Stoltmann Law Offices, P.C. is a Chicago-based securities and investor rights law firm that offers representation on a contingency fee basis to victims of investment fraud nationwide. On August 20, 2021, the Securities and Exchange Commission (SEC) filed a complaint in United States District Court for the Northern District of Georgia (Atlanta) alleging that John Woods “has been running a massive Ponzi scheme for over a decade.” That is the first line of the complaint, which goes on to allege that more than 400 investors are owed over $110,000,000 on alleged investments in Horizon Private Equity Group, III, LLC.  The complaint also names Livingston Group Asset Management Company, d/b/a Southport Capital, which is a registered investment adviser firm owned and controlled by John Woods.

The sales pitch for these investments in Horizon promised returns of 6-7% interest guaranteed for 2 or 3 years.  These are not the sort of huge returns typically promised in a Ponzi scheme. In fact, these are pretty low returns when compared to the rate of return on the S&P 500 or even alternative investments like non-Traded REITs.  Ironically, now disgraced GPB Capital – which is also alleged by the SEC to be a massive Ponzi scheme, promised returns of 8%.  This sort of Ponzi scheme is more incendiary and falls into the Bernie Madoff category of promising lower, but consistent, rates of return. Investors who are victims of a Ponzi scheme promising 6-7% returns cannot say they should have known better because it was too good to be true.  Woods and his RIA represented that they would take investor funds and invest them in government bonds, stocks, and real estate projects. Investors were never told their money would be used to pay interest to earlier investors, which is what the SEC alleged they did on a massive scale. Horizon did not earn nearly enough returns through legitimate investments to pay investor interest payments and as such had to rely on new investor money to maintain those interest payments – a hallmark of a Ponzi scheme.

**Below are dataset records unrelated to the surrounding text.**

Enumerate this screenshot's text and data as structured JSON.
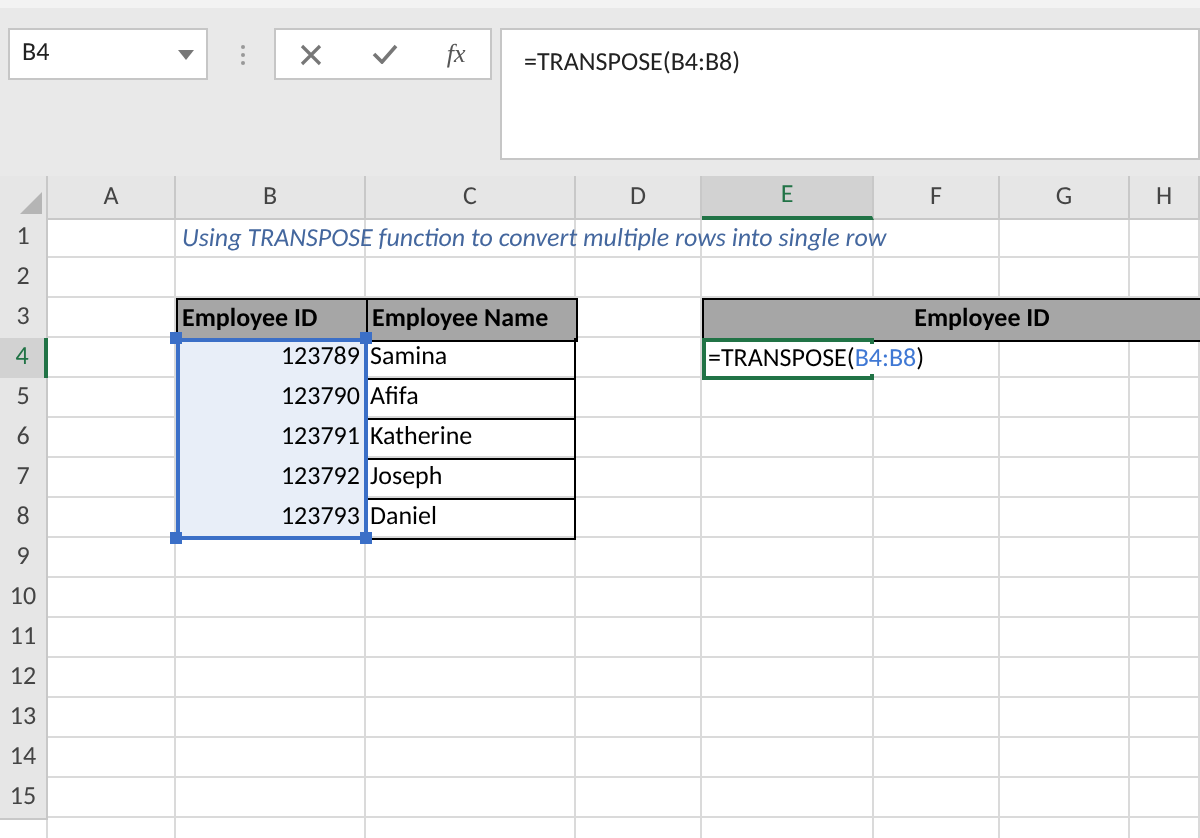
{
  "name_box": {
    "value": "B4"
  },
  "formula_bar": {
    "fx_label": "fx",
    "value": "=TRANSPOSE(B4:B8)"
  },
  "columns": [
    {
      "label": "A",
      "selected": false
    },
    {
      "label": "B",
      "selected": false
    },
    {
      "label": "C",
      "selected": false
    },
    {
      "label": "D",
      "selected": false
    },
    {
      "label": "E",
      "selected": true
    },
    {
      "label": "F",
      "selected": false
    },
    {
      "label": "G",
      "selected": false
    },
    {
      "label": "H",
      "selected": false
    }
  ],
  "rows": [
    {
      "label": "1",
      "selected": false
    },
    {
      "label": "2",
      "selected": false
    },
    {
      "label": "3",
      "selected": false
    },
    {
      "label": "4",
      "selected": true
    },
    {
      "label": "5",
      "selected": false
    },
    {
      "label": "6",
      "selected": false
    },
    {
      "label": "7",
      "selected": false
    },
    {
      "label": "8",
      "selected": false
    },
    {
      "label": "9",
      "selected": false
    },
    {
      "label": "10",
      "selected": false
    },
    {
      "label": "11",
      "selected": false
    },
    {
      "label": "12",
      "selected": false
    },
    {
      "label": "13",
      "selected": false
    },
    {
      "label": "14",
      "selected": false
    },
    {
      "label": "15",
      "selected": false
    }
  ],
  "title": "Using TRANSPOSE function to convert multiple rows into single row",
  "table": {
    "columns": [
      "Employee ID",
      "Employee Name"
    ],
    "rows": [
      {
        "id": "123789",
        "name": "Samina",
        "selected": true
      },
      {
        "id": "123790",
        "name": "Afifa",
        "selected": true
      },
      {
        "id": "123791",
        "name": "Katherine",
        "selected": true
      },
      {
        "id": "123792",
        "name": "Joseph",
        "selected": true
      },
      {
        "id": "123793",
        "name": "Daniel",
        "selected": true
      }
    ]
  },
  "output": {
    "header": "Employee ID",
    "editing": true,
    "formula": [
      {
        "kind": "text",
        "text": "=TRANSPOSE("
      },
      {
        "kind": "reference",
        "text": "B4:B8"
      },
      {
        "kind": "text",
        "text": ")"
      }
    ]
  }
}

Victims need to look to potentially liable third parties for recovery while the SEC freezes Woods’ and Horizon’s assets and begins an accounting process that will likely take years.  The first target could be Oppenheimer.  According to the SEC complaint and FINRA, Woods was a registered representative for Oppenheimer until he was “asked to resign” in 2016 for failing to accurately disclose his involvement with Southport and Horizon. Many of his Oppenheimer clients invested in Southport and Horizon and unless Oppenheimer reached out to each of those clients and warned them that what Woods was doing was, at a minimum, not fully disclosed to Oppenheimer in violation of FINRA rules, then Oppenheimer could have liability to victims here.  Further, the SEC complaint states that Horizon primarily used two banks to move money, Bank of America and Iberiabank. They also used a custodial trust company.  These entities, depending on the details of their involvement, could also have liability to victims of this scam.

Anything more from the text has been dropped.